Ventas bajas obligaron a los propietarios a cerrar y a buscar nuevos espacios.
Diecisiete locales de comida, ubicados en las salas de espera de los niveles superiores de la renovada Terminal Terrestre, se vieron en la necesidad de cerrar sus puertas.
Las ventas empezaron a bajar a raíz del mes de febrero, según los comerciantes, por la falta de clientes, por lo que soportaron hasta ayer miles de dólares en pérdidas. Ellos debían cancelar, además del alquiler de los locales, pagos de servicios, adecuaciones de los locales cuando se abrió la terminal; y, además, el sueldo a sus colaboradores.
“Diciembre fue bueno porque era Navidad y por la novedad de la Terminal, enero fue más o menos, pero en febrero y marzo se puso peor. En febrero cerraron los primeros locales como Pizza Quil”, afirmó ayer María Leonor Plaza, una de las representante de ese local de Yogurt Persa.
Mientras supervisaban la desocupación del local, Plaza y su socia Giselle de Guzmán evaluaron la situación. A su criterio el edificio está mal distribuido. En los extremos no debe haber locales de comida, sino de comercio en general, indicaron, porque a esos lugares no llegan los pasajeros.
La fundación, en cambio, considera normal la salida de estos 17 concesionarios que representan al 6% del Outlet. “Es normal que exista una rotación de concesionarios en el primer año de funcionamiento, por diferentes razones, como no ofrecer el producto adecuado al precio adecuado, diferencias de orientación con el grupo objetivo, etcétera”.
Y aunque no reconocen que la decisión de ubicar patios de comida en las salas de espera, que pocos usuarios usan, incidió en esta situación, afirman que en estos seis meses “se tomaron acciones tendientes a incentivar las actividades comerciales” en esos niveles.
Incluso, anuncian la próxima instalación de pantallas plasma en las salas y que ya existe el servicio de internet inalámbrico en el segundo nivel.
Las propietarias del local informaron que la semana pasada se reunieron los dueños de 25 locales que empezaron a salir, incluso desde el jueves anterior, como China Town, pero otros once salieron en febrero.

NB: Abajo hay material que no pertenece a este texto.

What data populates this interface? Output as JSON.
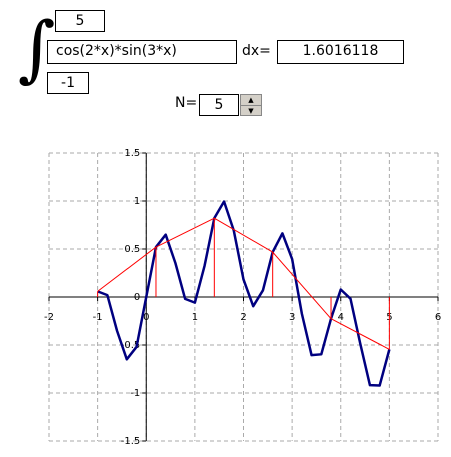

Según Guzmán y Marcela Accini, propietaria del Rincón Criollo, han contado con la ayuda de la Fundación y del alcalde de Guayaquil, Jaime Nebot.
Explicaron que gracias al diálogo mantenido no van a tener que pagar los cinco años de la concesión de los locales. Sin embargo en un alcance de un comunicado enviado por la Fundación se informa que esos locales cerraron por falta de pago y que el Terminal “no puede asegurar que los locales de la planta alta vendan el mismo volumen que los de la baja, y evitar que cuando haya competencia, sobreviva el más eficaz”.
Las seis personas que trabajan en el local Rica Sazón, del primer nivel, irán a otro local, al igual que las personas que trabajaban para Guzmán y Plaza, pero los demás no tienen recursos para irse a otra parte.
En ese local, solo por adecuaciones se gastaron 15 mil dólares, según su propietaria, que prefirió no dar su nombre. Además filtraciones de agua, que hasta ayer no le arreglaron.
Otros locales como panadería California y Sea Food esperan ser reubicados.
Sin embargo, la Fundación insiste en que se ha desarrollado una campaña interna para mejorar el flujo de consumidores en esos niveles, donde no solo han cerrado locales de comida sino también uno de comercio: AMS & CO.
También está listo un plan de comercialización para reemplazar a estos concesionarios, para lo cual “se considerará el giro del negocio y los precios de los productos”.